7.11.17

Dictionarium polygraphicum. How to make upon art open white ground fillets and branch'd work.


Dictionarium Polygraphicum:
Or, The Whole Body of Arts Regularly Digested.
Vol II.
London: Printed for C. Hitch and C. Davis in Pater-noster Row, and S. Austen in St. Paul's Church Yard. MDCCXXXV.
1735
First lay your frame or other work with boiling size, as is directed for laying upon white to gild with burnish'd gold; and having siz'd it, take lamp-black well ground with water, then size it as the white, and go over your work with it five or six times, and afterwards rush it: then grind some of the same white, and grind it with as much yolk of egg as may make the white polish, and go over the work once or twice with this; and when it is dry, burnish the white with a tooth, then with your iron draw upon the white fillets, branch'd works or portraits, according to your fancy, till the black appears.
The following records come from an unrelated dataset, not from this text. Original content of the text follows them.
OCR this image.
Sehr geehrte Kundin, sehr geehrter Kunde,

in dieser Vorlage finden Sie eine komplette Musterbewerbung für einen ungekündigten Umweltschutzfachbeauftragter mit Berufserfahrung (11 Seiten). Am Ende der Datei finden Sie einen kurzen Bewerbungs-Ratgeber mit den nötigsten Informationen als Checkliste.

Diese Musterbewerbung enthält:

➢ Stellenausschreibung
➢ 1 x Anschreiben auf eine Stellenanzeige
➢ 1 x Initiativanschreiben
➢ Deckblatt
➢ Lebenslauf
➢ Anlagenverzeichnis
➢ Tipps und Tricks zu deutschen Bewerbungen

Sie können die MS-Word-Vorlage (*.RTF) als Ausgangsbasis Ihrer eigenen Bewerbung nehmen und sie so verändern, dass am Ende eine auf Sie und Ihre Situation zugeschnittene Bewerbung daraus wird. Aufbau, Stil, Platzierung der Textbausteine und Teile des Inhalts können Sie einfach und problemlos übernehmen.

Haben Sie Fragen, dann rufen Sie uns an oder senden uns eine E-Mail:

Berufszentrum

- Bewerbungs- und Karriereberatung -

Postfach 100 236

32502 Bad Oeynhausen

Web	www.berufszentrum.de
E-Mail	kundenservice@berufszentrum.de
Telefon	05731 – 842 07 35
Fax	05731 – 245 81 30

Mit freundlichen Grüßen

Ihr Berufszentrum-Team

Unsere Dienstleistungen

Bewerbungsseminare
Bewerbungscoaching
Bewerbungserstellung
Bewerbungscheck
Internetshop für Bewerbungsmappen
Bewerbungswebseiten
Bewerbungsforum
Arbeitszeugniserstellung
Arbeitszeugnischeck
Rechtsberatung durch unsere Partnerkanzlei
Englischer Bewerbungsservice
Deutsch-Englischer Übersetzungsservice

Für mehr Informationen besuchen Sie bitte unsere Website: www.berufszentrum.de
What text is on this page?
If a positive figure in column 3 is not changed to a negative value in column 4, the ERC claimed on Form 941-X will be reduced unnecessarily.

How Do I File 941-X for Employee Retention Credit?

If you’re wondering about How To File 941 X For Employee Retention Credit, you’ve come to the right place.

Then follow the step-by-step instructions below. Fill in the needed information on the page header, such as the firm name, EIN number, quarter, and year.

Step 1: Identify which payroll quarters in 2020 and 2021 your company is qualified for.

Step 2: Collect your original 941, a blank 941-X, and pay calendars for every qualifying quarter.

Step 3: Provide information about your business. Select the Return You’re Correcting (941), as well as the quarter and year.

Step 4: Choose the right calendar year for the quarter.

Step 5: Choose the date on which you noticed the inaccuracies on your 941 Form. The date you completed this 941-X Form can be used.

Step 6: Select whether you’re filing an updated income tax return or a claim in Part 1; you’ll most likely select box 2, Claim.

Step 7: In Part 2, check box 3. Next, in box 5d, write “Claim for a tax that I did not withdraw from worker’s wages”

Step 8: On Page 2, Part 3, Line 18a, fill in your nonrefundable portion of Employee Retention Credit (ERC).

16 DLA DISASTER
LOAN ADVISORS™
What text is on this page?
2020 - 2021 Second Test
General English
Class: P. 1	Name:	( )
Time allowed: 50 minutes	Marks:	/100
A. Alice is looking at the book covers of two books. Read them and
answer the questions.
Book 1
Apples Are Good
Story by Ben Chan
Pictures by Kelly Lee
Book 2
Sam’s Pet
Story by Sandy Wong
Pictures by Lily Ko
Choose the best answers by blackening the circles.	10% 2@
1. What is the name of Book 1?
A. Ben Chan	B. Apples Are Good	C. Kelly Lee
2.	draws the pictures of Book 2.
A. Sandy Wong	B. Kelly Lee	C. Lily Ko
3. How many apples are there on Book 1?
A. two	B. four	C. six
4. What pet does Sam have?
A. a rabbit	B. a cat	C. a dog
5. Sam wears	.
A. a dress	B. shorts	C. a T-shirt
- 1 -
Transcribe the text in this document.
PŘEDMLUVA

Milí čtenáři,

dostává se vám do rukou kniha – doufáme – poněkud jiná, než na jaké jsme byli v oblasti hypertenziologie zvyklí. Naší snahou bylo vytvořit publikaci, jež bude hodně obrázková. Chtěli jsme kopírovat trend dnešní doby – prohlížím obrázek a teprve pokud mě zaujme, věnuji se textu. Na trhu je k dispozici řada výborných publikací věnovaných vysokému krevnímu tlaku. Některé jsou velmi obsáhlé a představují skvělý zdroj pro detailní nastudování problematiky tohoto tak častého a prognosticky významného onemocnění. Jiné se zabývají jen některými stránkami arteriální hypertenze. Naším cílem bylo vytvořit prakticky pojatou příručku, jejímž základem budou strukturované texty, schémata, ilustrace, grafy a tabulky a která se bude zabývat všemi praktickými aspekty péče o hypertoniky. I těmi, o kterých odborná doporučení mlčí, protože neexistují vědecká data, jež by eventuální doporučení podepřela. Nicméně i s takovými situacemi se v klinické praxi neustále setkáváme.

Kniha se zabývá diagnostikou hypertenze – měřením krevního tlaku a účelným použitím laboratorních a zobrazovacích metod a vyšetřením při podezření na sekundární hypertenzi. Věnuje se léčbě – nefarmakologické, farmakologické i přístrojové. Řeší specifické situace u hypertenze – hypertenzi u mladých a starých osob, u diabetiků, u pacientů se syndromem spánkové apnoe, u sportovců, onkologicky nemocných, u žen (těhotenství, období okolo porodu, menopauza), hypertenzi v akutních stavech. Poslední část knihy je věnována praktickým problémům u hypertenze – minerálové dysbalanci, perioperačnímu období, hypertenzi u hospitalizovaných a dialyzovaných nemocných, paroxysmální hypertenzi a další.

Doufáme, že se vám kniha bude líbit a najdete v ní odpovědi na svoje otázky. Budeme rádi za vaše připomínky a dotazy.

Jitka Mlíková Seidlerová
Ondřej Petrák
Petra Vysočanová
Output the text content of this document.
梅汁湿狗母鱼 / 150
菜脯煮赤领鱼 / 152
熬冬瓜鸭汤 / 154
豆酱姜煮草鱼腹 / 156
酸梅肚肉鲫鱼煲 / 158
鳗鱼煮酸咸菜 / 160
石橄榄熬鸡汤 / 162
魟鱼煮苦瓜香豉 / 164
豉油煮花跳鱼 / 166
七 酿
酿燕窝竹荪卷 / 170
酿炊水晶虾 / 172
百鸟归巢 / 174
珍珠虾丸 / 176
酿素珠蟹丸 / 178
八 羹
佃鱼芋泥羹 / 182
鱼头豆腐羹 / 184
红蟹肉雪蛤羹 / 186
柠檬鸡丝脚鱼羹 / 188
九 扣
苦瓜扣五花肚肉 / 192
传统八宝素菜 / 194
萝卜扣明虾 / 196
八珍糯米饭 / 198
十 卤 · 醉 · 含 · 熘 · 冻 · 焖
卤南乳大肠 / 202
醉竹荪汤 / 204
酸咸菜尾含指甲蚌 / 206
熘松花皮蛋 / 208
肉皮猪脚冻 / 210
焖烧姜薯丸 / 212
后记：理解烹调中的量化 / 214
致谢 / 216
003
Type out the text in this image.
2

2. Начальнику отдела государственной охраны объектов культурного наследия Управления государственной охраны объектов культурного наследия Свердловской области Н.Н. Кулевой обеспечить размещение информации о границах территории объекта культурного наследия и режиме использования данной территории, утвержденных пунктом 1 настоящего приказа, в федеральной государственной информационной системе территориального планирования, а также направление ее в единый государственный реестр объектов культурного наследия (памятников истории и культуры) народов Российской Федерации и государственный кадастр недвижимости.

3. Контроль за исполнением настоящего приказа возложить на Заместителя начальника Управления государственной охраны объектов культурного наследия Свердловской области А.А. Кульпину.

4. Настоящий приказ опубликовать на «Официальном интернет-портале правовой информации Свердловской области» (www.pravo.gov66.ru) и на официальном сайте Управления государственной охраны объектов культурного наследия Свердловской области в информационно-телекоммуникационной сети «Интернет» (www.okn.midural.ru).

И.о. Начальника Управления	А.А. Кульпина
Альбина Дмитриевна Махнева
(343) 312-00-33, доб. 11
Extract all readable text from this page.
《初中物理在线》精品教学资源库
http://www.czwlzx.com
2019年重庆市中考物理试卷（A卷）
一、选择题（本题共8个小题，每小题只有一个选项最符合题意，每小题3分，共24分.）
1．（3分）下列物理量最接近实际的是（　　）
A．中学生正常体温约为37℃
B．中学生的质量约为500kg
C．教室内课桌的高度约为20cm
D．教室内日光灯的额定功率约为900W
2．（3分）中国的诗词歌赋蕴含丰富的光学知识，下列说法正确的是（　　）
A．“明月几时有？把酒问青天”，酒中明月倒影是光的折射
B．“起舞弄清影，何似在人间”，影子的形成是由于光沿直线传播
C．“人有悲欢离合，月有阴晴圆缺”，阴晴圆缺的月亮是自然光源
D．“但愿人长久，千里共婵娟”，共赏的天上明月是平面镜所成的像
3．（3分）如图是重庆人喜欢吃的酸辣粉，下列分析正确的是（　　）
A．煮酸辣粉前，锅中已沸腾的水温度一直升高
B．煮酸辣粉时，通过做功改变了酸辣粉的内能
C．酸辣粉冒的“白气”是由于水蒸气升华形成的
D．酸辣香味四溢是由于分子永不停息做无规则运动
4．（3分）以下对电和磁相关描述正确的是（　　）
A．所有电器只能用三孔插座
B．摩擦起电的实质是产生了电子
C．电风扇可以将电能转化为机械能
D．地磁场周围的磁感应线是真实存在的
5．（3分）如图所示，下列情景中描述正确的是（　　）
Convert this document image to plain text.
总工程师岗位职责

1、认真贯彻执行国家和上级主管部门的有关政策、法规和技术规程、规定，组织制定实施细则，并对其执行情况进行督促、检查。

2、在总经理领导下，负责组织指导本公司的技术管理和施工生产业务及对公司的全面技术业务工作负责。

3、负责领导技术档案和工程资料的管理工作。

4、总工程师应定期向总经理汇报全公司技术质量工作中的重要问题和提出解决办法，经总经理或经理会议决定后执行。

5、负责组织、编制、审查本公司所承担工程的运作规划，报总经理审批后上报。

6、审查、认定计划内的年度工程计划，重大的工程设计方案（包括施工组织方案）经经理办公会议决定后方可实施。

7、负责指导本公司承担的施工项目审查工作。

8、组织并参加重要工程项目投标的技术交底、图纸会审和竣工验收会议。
The freezes of your frame will seem to be of ivory, and the black will seem to be engraved, or pieces of ebony inlaid in Ivory.

But to make it the better to resemble ivory, you should have by you a little piece of polish'd ivory, the better to represent its colour, which is not so white as chalk; but a little inclining to yellow, and this may be imitated by grinding with your chalk a little yellow oker, or a little pale masticote, or the bones of sheep's trotters burnt and ground to powder.